In order to break the chain of causation, the intervening act must be both sufficiently independent of the defendant’s conduct and sufficiently serious enough.

                (iii)     Medical treatment

Medical treatment is unlikely to break the chain of causation unless it is so independent of the defendant’s act.

Smith (1959):

§  Two soldiers had a fight and one was stabbed in the lung by the other.

§  The victim was carried to a medical centre by other soldiers but was dropped on the way.

§  At the medical centre the staff gave him artificial respiration by pressing on his chest.

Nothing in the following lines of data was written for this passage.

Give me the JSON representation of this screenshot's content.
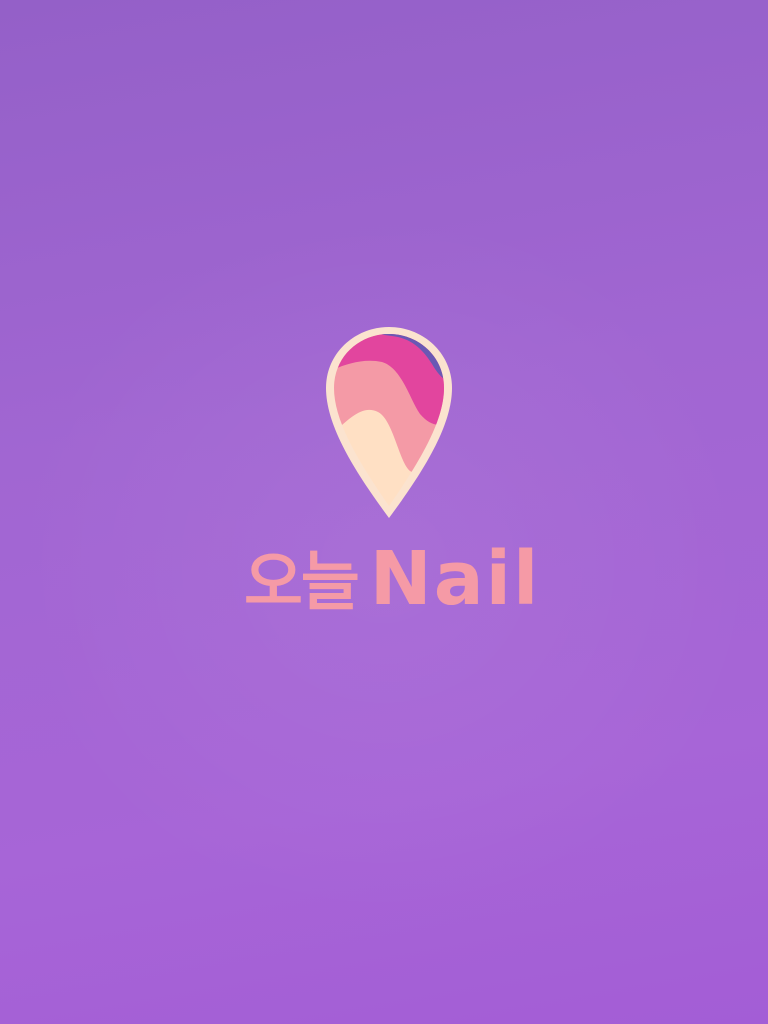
{
  "app": {
    "name_ko": "오늘",
    "name_en": "Nail"
  },
  "logo": {
    "icon": "nail-location-pin-icon"
  },
  "colors": {
    "background": "#a166d2",
    "wordmark": "#f59aa6",
    "pin_outline": "#fbe3cf",
    "pin_base": "#ffe0c4",
    "wave_pink": "#f49aa6",
    "wave_magenta": "#e2459e",
    "wave_purple": "#6a58b4"
  }
}
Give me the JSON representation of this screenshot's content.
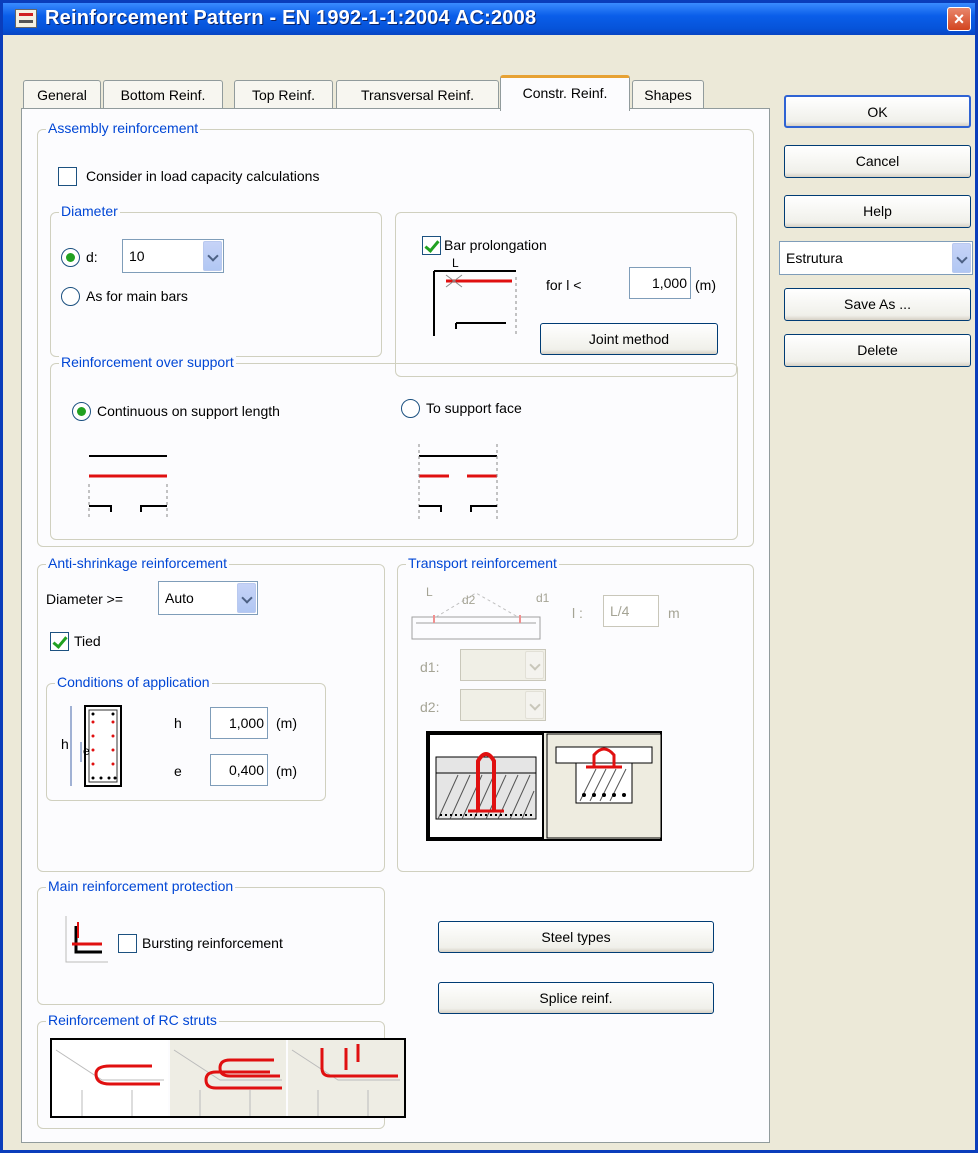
{
  "window": {
    "title": "Reinforcement Pattern - EN 1992-1-1:2004 AC:2008",
    "close_label": "×"
  },
  "tabs": [
    "General",
    "Bottom Reinf.",
    "Top Reinf.",
    "Transversal Reinf.",
    "Constr. Reinf.",
    "Shapes"
  ],
  "active_tab": "Constr. Reinf.",
  "assembly": {
    "legend": "Assembly reinforcement",
    "consider_label": "Consider in load capacity calculations",
    "consider_checked": false,
    "diameter": {
      "legend": "Diameter",
      "d_label": "d:",
      "d_value": "10",
      "as_main_label": "As for main bars",
      "selected": "d"
    },
    "bar_prolongation": {
      "label": "Bar prolongation",
      "checked": true,
      "diagram_l": "L",
      "for_label": "for l <",
      "value": "1,000",
      "unit": "(m)",
      "joint_button": "Joint method"
    },
    "over_support": {
      "legend": "Reinforcement over support",
      "continuous_label": "Continuous on support length",
      "face_label": "To support face",
      "selected": "continuous"
    }
  },
  "anti_shrinkage": {
    "legend": "Anti-shrinkage reinforcement",
    "diameter_label": "Diameter >=",
    "diameter_value": "Auto",
    "tied_label": "Tied",
    "tied_checked": true,
    "conditions": {
      "legend": "Conditions of application",
      "h_label": "h",
      "h_value": "1,000",
      "h_unit": "(m)",
      "e_label": "e",
      "e_value": "0,400",
      "e_unit": "(m)",
      "diagram_h": "h",
      "diagram_e": "e"
    }
  },
  "transport": {
    "legend": "Transport reinforcement",
    "diagram_l": "L",
    "diagram_d2": "d2",
    "diagram_d1": "d1",
    "l_label": "l :",
    "l_value": "L/4",
    "l_unit": "m",
    "d1_label": "d1:",
    "d2_label": "d2:"
  },
  "protection": {
    "legend": "Main reinforcement protection",
    "bursting_label": "Bursting reinforcement",
    "bursting_checked": false
  },
  "struts": {
    "legend": "Reinforcement of RC struts"
  },
  "buttons": {
    "steel_types": "Steel types",
    "splice": "Splice reinf.",
    "ok": "OK",
    "cancel": "Cancel",
    "help": "Help",
    "save_as": "Save As ...",
    "delete": "Delete"
  },
  "preset": {
    "value": "Estrutura"
  },
  "colors": {
    "title_bar": "#0a5ee9",
    "accent_red": "#e01010",
    "group_label": "#0046d5",
    "check_green": "#21a121"
  }
}
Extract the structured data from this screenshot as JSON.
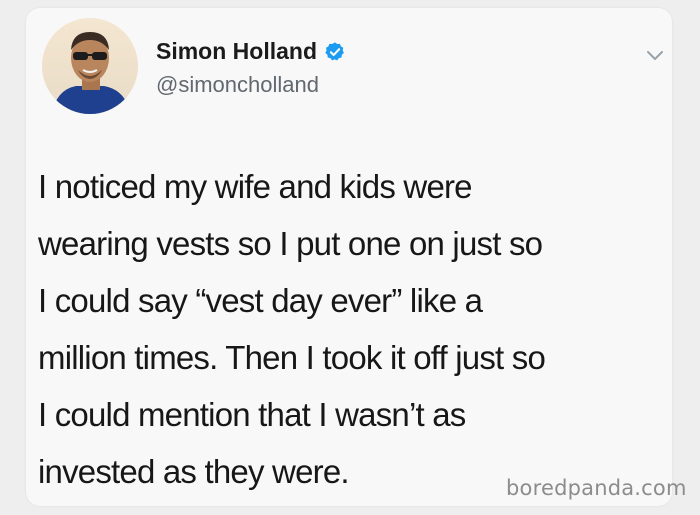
{
  "user": {
    "display_name": "Simon Holland",
    "handle": "@simoncholland",
    "verified": true
  },
  "tweet": {
    "lines": [
      "I noticed my wife and kids were",
      "wearing vests so I put one on just so",
      "I could say “vest day ever” like a",
      "million times. Then I took it off just so",
      "I could mention that I wasn’t as",
      "invested as they were."
    ]
  },
  "watermark": "boredpanda.com",
  "icons": {
    "verified": "verified-badge-icon",
    "more": "chevron-down-icon"
  },
  "colors": {
    "verified_blue": "#1d9bf0",
    "handle_gray": "#606870",
    "card_bg": "#f8f8f8"
  }
}
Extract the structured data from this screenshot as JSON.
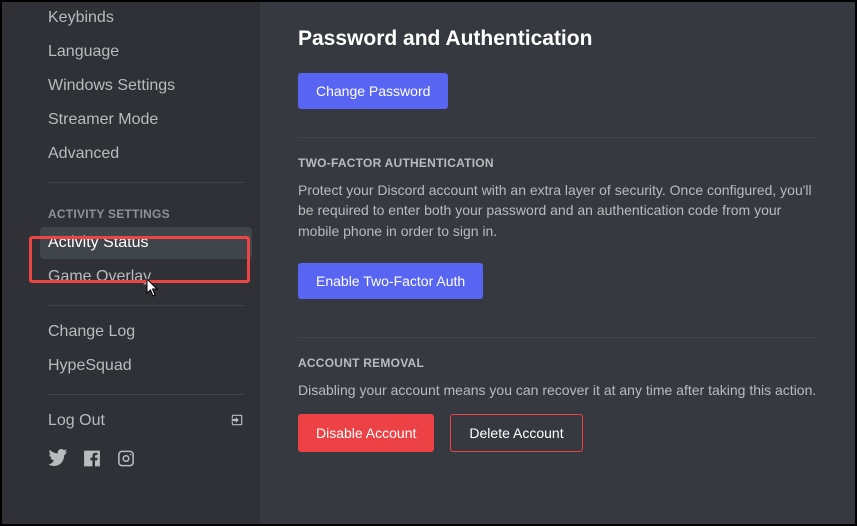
{
  "sidebar": {
    "items": [
      {
        "label": "Keybinds"
      },
      {
        "label": "Language"
      },
      {
        "label": "Windows Settings"
      },
      {
        "label": "Streamer Mode"
      },
      {
        "label": "Advanced"
      }
    ],
    "activity_header": "ACTIVITY SETTINGS",
    "activity_items": [
      {
        "label": "Activity Status"
      },
      {
        "label": "Game Overlay"
      }
    ],
    "misc_items": [
      {
        "label": "Change Log"
      },
      {
        "label": "HypeSquad"
      }
    ],
    "logout_label": "Log Out"
  },
  "main": {
    "title": "Password and Authentication",
    "change_password_label": "Change Password",
    "twofa_header": "TWO-FACTOR AUTHENTICATION",
    "twofa_desc": "Protect your Discord account with an extra layer of security. Once configured, you'll be required to enter both your password and an authentication code from your mobile phone in order to sign in.",
    "enable_twofa_label": "Enable Two-Factor Auth",
    "removal_header": "ACCOUNT REMOVAL",
    "removal_desc": "Disabling your account means you can recover it at any time after taking this action.",
    "disable_account_label": "Disable Account",
    "delete_account_label": "Delete Account"
  }
}
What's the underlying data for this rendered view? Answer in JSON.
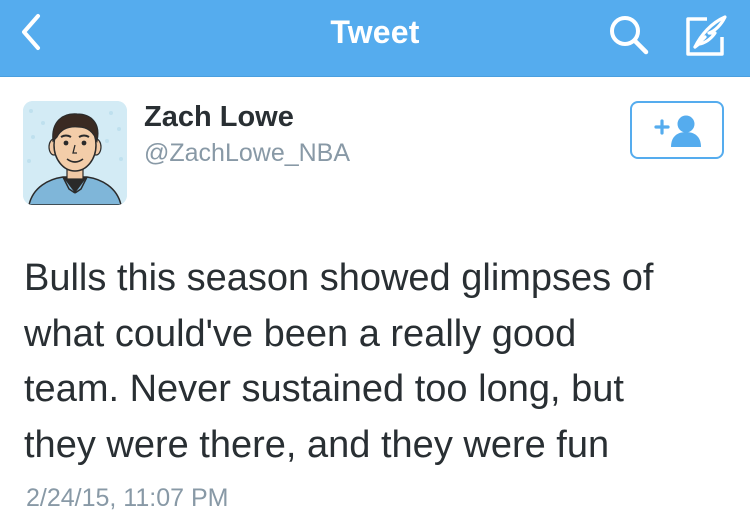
{
  "colors": {
    "nav_background": "#55acee",
    "nav_foreground": "#ffffff",
    "name_text": "#292f33",
    "secondary_text": "#8899a6",
    "accent": "#55acee"
  },
  "navbar": {
    "title": "Tweet",
    "back_icon": "chevron-left-icon",
    "search_icon": "search-icon",
    "compose_icon": "compose-tweet-icon"
  },
  "author": {
    "name": "Zach Lowe",
    "handle": "@ZachLowe_NBA",
    "avatar": "cartoon-avatar"
  },
  "follow_button": {
    "icon": "add-user-icon"
  },
  "tweet": {
    "text": "Bulls this season showed glimpses of\nwhat could've been a really good\nteam. Never sustained too long, but\nthey were there, and they were fun",
    "timestamp": "2/24/15, 11:07 PM"
  }
}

§  This made the injury worse and he died.

§  The poor treatment probably affected his chances of recovery by as much as 75 per cent.

§  However, the original attacker was still guilty of his murder.

Cheshire (1991):

§  The defendant shot the victim in the thigh and the stomach.

§  The victim had problems breathing and was giving a tracheotomy (i.e. a tube was inserted in his throat to help him breathe).

§  The victim died from rare complications of tracheotomy, which were not spotted by the doctors.

§  By the time he died the original wounds were no longer life-threatening.

§  The defendant was still held to be liable for his death.

                (iv)     Victim’s own act

If the defendant causes the victim to react in a foreseeable way, then any injury to the victim will have been caused by the defendant.

Roberts (1971):

§  A girl jumped from a car in order to escape from sexual advances.

§  The car was travelling at between 20 and 40 mph and the girl was injured through jumping from the car.

§  The defendant was help to be liable for her injuries.

However, if the victim’s reaction is unreasonable, then this may break the chain of causation.

Williams (1992):

§  A hitch-hiker jumped from Williams’ car and died from head injuries caused by his head hitting the road.

§  The car was travelling at about 30 mph.

§  The prosecution alleged that there had been an attempt to steal the victim’s wallet and that was the reason for his jumping from the car.

§  The Court of Appeal said that the victim’s act had to be foreseeable and also had to be in proportion to the threat.



“within the ambit of reasonableness and no so daft as to make his own voluntary act one which amounted to a Novus actus interveniens and consequently broke the chain of causations.”